|TRIBUTE TO BESSIE SMITH
Tiziana Ghiglioni (vocals), Oscar Klein (trumpet), Dick Wellstood (piano), Lino Patruno (guitar)
Bessie Smith (July, 1892 or April, 1894 -- September 26, 1937) was the most popular and successful female American blues singer of the 1920s and 1930s.
For the 1900 census, Bessie Smith's mother, Laura Smith, reported that Bessie was born in Chattanooga, Tennessee in July, 1892. However, for the following census (1910), her sister, Viola Smith, reported the date as April 15, 1894; that date appears on all subsequent documents and was the one observed by the entire Smith family. There remains a serious debate regarding the size of Bessie Smith's family. The 1870 and 1880 censuses report three older half-siblings, but the 1900 census reports data that is at odds with the recollections of her family and contemporaries.

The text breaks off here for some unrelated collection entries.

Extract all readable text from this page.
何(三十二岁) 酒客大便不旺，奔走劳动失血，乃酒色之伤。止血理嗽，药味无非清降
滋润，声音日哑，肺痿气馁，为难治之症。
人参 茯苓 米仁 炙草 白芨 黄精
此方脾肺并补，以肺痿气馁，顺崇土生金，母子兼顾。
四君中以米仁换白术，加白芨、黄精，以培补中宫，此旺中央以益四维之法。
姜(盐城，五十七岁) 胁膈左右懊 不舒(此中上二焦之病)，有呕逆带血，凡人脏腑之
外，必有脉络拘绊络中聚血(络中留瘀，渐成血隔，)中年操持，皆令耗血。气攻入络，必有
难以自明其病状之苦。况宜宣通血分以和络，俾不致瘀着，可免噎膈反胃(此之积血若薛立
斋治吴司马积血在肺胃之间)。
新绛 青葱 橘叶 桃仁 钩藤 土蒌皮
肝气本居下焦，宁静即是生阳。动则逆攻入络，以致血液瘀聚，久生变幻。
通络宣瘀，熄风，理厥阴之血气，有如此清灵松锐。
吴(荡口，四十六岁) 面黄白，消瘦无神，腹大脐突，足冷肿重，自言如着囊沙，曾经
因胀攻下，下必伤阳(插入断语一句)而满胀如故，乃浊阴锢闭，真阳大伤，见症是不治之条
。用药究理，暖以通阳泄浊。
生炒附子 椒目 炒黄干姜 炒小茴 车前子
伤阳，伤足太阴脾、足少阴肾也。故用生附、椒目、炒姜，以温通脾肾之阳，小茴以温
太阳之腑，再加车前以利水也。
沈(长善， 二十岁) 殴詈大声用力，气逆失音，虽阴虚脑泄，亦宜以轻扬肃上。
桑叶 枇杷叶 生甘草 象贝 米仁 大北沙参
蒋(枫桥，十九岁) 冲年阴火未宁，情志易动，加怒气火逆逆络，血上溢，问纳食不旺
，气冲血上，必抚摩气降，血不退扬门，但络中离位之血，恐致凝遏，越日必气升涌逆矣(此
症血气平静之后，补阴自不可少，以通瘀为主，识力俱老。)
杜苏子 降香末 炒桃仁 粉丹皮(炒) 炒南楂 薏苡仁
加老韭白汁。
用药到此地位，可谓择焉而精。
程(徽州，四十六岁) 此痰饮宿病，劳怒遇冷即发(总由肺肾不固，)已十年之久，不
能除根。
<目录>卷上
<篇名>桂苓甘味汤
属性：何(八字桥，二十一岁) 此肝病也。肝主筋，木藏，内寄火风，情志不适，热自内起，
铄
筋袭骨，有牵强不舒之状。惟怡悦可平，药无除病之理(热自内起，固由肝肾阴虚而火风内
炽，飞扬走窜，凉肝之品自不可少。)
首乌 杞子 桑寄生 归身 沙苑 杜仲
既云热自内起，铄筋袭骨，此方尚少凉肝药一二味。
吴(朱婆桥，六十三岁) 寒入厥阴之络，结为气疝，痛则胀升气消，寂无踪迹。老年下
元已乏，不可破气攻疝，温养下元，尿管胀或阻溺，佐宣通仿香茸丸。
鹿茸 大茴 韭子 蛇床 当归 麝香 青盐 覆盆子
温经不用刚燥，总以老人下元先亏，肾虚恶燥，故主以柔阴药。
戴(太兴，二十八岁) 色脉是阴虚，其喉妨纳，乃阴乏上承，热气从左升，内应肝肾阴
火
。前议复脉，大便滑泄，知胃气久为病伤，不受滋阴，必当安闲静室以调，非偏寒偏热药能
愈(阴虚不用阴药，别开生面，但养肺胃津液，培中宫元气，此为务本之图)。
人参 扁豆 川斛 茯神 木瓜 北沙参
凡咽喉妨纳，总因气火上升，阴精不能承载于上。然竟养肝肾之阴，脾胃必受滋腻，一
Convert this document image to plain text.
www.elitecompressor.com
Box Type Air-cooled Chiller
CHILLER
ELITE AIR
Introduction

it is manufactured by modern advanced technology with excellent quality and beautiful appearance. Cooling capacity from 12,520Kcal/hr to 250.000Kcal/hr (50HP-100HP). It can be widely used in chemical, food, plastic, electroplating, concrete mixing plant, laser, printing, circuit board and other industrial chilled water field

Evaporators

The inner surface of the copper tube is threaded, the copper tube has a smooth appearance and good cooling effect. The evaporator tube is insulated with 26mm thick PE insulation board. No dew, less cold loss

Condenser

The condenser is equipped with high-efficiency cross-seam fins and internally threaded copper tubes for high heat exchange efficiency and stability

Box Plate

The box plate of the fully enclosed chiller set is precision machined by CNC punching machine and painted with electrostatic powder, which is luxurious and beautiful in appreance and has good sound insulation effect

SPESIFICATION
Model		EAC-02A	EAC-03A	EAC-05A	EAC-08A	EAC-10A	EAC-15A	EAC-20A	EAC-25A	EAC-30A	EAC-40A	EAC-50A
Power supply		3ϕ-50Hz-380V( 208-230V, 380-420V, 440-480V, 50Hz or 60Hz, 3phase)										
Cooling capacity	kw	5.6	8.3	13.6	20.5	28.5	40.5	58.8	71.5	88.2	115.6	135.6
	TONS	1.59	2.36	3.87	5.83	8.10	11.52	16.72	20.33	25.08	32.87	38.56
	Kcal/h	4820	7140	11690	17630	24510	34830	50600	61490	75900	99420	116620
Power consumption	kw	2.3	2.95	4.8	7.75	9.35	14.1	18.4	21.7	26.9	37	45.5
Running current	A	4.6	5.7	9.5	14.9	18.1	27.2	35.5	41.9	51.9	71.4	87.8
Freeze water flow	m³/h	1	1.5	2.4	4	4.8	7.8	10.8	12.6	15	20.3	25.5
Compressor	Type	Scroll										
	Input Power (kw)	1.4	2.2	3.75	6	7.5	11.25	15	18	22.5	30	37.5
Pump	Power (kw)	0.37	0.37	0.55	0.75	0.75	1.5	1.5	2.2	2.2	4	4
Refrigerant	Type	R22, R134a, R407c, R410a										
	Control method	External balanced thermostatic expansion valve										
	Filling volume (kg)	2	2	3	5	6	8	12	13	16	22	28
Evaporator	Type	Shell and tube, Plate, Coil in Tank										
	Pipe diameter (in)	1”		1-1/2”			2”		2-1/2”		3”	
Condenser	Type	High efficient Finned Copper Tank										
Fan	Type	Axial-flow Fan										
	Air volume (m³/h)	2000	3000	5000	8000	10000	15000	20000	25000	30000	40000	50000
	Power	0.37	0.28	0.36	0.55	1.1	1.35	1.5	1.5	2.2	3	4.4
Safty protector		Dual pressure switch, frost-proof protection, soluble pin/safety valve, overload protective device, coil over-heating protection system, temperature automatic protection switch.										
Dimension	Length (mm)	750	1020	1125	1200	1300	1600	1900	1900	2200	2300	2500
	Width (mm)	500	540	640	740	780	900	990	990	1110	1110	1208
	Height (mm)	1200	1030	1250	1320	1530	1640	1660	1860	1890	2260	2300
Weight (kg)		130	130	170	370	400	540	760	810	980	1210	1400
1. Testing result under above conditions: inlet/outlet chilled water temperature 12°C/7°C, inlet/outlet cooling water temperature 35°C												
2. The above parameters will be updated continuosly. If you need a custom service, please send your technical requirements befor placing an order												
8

That she was the daughter of Laura (Owens) Smith and William Smith is not in dispute. William Smith was a laborer and part-time Baptist preacher (he was listed in the 1870 census as a minister of the gospel, in Moulton, Lawrence, Alabama) who died before Bessie could remember him. By the time she was nine, she had lost her mother as well, and her older sister Viola was left in charge of caring for her sisters and brothers.
As a way of earning money for their impoverished household, Smith and her brother Andrew began performing on the streets of Chattanooga as a duo, she singing and dancing, he accompanying on guitar; their preferred location was in front of the White Elephant Saloon at Thirteenth and Elm streets in the heart of the city's African-American community.
In 1904, her oldest brother, Clarence, covertly left home by joining a small traveling troupe owned by Moses Stokes. "If Bessie had been old enough, she would have gone with him," said Clarence's widow, Maud. "That's why he left without telling her, but Clarence told me she was ready, even then. Of course, she was only a child."
In 1912, Clarence returned to Chattanooga with the Stokes troupe and arranged for its managers, Lonnie and Cora Fisher, to give her an audition. She was hired as a dancer rather than a singer, because the company also included Ma Rainey.
By the early 1920s, Smith had starred with Sidney Bechet in How Come?, a musical that made its way to Broadway, and spent several years working out of Atlanta, Georgia's 81 Theater, performing in black theaters along the East Coast. Following a run-in with the producer of How Come?, she was replaced by Alberta Hunter and returned to Philadelphia, where she now lived. There, she met and fell in love with Jack Gee, a security guard whom she married on June 7, 1923, just as her first recordings were being released by Columbia Records. The marriage was a stormy one, with infidelity on both sides. During the marriage, Smith became the biggest headliner on the black Theater Owners Booking Association ( T.O.B.A.) circuit, running a show that sometimes featured as many as 40 troupers and made her the highest-paid black entertainer of her day. Gee was impressed by the money, but never adjusted to show business life, especially not Smith's bisexuality. In 1929, when Smith learned of Jack Gee's affair with another performer, Gertrude Saunders, she ended the marriage, but never sought a legal divorce. Smith eventually found a common-law husband in an old friend, Richard Morgan, who was Lionel Hampton's uncle and the antithesis of her husband, and with whom she stayed until her death.